What if your shirt could monitor your heart rate, tell you when you're getting dehydrated and keep track of your range of motion during exercise or strenuous activity? A group of undergrads at Philadelphia University has been working to develop a shirt with this kind of wearable tech in collaboration with the Verizon Emerging Technologies team.
The compression shirt, made of polyester and Lycra, might appear to be an ordinary workout top, but it has a soft skeleton of sensors sewn inside it. These sensors monitor your body during physical activity, sending information about your hydration levels, range of motion and heart rate directly to your smart phone.

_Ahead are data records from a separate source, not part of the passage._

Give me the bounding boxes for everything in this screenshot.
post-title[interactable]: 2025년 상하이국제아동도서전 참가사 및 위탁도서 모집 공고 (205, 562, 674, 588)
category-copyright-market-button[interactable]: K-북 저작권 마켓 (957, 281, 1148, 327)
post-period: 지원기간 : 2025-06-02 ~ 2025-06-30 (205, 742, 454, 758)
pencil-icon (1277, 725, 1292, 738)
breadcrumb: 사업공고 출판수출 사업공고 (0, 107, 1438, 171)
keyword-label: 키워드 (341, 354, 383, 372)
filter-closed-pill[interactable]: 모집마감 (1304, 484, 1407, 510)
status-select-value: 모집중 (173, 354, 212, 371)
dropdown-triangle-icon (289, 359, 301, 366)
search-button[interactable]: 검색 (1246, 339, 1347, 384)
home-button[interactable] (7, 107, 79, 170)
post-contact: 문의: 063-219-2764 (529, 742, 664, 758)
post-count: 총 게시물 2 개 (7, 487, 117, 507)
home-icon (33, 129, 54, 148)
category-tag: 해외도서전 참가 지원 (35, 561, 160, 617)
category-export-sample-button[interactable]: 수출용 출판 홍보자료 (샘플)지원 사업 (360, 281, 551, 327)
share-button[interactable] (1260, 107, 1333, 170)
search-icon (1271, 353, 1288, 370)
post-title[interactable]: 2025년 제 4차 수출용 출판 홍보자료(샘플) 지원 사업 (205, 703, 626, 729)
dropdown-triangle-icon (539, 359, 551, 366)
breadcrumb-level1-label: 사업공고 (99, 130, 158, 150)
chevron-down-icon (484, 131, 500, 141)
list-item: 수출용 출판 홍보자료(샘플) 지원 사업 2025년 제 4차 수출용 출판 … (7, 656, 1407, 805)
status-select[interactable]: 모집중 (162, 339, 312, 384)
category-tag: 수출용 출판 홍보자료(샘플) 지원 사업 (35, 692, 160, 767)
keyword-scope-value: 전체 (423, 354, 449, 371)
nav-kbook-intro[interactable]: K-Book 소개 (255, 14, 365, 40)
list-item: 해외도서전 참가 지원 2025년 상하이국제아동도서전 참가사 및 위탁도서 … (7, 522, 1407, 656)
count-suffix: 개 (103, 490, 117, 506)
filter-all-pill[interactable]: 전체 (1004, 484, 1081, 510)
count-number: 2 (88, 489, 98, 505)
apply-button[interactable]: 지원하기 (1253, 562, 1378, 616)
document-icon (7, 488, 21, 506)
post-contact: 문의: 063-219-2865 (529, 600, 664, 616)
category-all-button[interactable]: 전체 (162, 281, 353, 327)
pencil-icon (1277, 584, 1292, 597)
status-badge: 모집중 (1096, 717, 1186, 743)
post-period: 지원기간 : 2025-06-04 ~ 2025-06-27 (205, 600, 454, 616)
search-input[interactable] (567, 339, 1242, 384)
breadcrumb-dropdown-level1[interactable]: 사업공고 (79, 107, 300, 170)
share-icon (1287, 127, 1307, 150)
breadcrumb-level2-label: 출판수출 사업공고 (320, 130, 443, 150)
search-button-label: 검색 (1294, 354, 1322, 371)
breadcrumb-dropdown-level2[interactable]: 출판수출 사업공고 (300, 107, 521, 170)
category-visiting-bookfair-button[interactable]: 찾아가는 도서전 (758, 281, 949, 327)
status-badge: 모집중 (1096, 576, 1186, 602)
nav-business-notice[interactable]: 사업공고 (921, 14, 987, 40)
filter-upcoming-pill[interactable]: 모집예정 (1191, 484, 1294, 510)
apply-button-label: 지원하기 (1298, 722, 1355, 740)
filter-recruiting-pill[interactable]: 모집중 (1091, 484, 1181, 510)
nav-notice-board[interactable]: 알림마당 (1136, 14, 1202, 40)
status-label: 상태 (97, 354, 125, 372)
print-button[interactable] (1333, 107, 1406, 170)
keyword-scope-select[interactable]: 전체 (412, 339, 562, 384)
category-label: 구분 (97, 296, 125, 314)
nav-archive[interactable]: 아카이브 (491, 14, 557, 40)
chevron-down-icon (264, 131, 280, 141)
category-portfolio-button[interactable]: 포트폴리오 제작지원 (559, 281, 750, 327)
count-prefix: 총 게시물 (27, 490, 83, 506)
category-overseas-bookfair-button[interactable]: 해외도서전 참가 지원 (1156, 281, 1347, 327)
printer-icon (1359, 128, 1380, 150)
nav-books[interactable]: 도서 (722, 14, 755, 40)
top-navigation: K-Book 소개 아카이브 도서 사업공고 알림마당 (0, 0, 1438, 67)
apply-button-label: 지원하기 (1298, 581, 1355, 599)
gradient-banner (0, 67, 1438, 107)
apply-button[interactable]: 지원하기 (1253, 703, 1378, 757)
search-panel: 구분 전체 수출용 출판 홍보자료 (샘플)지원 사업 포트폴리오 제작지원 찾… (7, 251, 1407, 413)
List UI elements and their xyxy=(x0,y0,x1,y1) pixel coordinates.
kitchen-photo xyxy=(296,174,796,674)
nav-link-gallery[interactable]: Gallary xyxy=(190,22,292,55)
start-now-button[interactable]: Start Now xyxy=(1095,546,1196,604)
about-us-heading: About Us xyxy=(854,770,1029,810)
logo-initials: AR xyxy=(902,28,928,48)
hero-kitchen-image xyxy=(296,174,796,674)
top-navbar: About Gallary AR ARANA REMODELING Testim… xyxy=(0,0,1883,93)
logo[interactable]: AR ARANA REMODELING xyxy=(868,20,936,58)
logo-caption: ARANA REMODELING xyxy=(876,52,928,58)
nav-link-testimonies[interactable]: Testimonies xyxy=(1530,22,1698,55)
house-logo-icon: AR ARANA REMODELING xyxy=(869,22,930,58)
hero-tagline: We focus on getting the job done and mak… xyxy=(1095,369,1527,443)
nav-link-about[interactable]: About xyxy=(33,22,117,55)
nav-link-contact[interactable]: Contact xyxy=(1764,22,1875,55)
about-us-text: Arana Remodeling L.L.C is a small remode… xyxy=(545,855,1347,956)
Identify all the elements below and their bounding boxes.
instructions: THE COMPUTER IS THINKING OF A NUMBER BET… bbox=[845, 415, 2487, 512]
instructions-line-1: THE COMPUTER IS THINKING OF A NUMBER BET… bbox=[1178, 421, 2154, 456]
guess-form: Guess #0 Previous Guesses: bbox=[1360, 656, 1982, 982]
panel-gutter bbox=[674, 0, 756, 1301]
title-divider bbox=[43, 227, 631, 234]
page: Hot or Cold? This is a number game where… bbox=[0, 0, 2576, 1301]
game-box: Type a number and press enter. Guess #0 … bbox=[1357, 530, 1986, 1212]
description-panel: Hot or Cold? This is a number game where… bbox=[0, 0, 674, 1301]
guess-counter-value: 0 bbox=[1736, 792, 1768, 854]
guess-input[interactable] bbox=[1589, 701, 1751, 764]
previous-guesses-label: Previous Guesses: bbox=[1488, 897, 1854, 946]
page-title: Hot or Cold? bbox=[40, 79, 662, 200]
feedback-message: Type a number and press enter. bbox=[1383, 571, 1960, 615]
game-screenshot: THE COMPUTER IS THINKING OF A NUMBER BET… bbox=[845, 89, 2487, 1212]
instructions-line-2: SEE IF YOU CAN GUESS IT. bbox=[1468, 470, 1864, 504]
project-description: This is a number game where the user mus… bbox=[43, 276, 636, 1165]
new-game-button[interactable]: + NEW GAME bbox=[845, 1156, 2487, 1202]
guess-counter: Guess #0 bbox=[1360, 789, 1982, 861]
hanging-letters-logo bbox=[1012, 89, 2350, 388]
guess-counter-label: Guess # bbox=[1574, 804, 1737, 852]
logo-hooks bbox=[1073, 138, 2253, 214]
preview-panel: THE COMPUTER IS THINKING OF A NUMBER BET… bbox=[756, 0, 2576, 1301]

The sensor shirt project was led by three undergraduate students—one in fashion design and two in engineering—along with Mark Sunderland, a textile engineer and Director of Textile Engineering at Philadelphia University. The team, which first began experimenting with sensors sewn into shirts, is now working on weaving conductive yarns directly into the fabric to make such sensors less obtrusive. In January, they presented the shirt to Marni Walden, Verizon's President of Product Innovation and New Businesses, alongside 20 other innovative technologies.
The project isn't just an opportunity for undergrads to experiment with wearable tech, it also connects them with real-world industry experts and lets them translate their ideas into actual products.
"If you get students on these projects as sophomores and juniors, they become so much more mature about opportunities driven by industry," says Sunderland. "The students are asked to not only maintain the prototype, but to develop a supply chain. There's a real business model attached to it."
The sensor shirt was a product of the Nexus Challenge Industry Project in which PhilaU students took on the task of creating a new type of consumer wearable. The project was collaboration with Verizon and its emerging technologies team, which launched in 2014 to explore new types of devices and technologies to gather and use real-time data, according to Ted Stecko, Device Technologies Manager at Verizon.
These kinds of student-led initiatives have helped Verizon push the boundaries of the technology it’s exploring. "We see [universities] as melting pots and idea factories. These students are part of a new generation," says Stecko. "They are the ones forming the management of companies moving forward."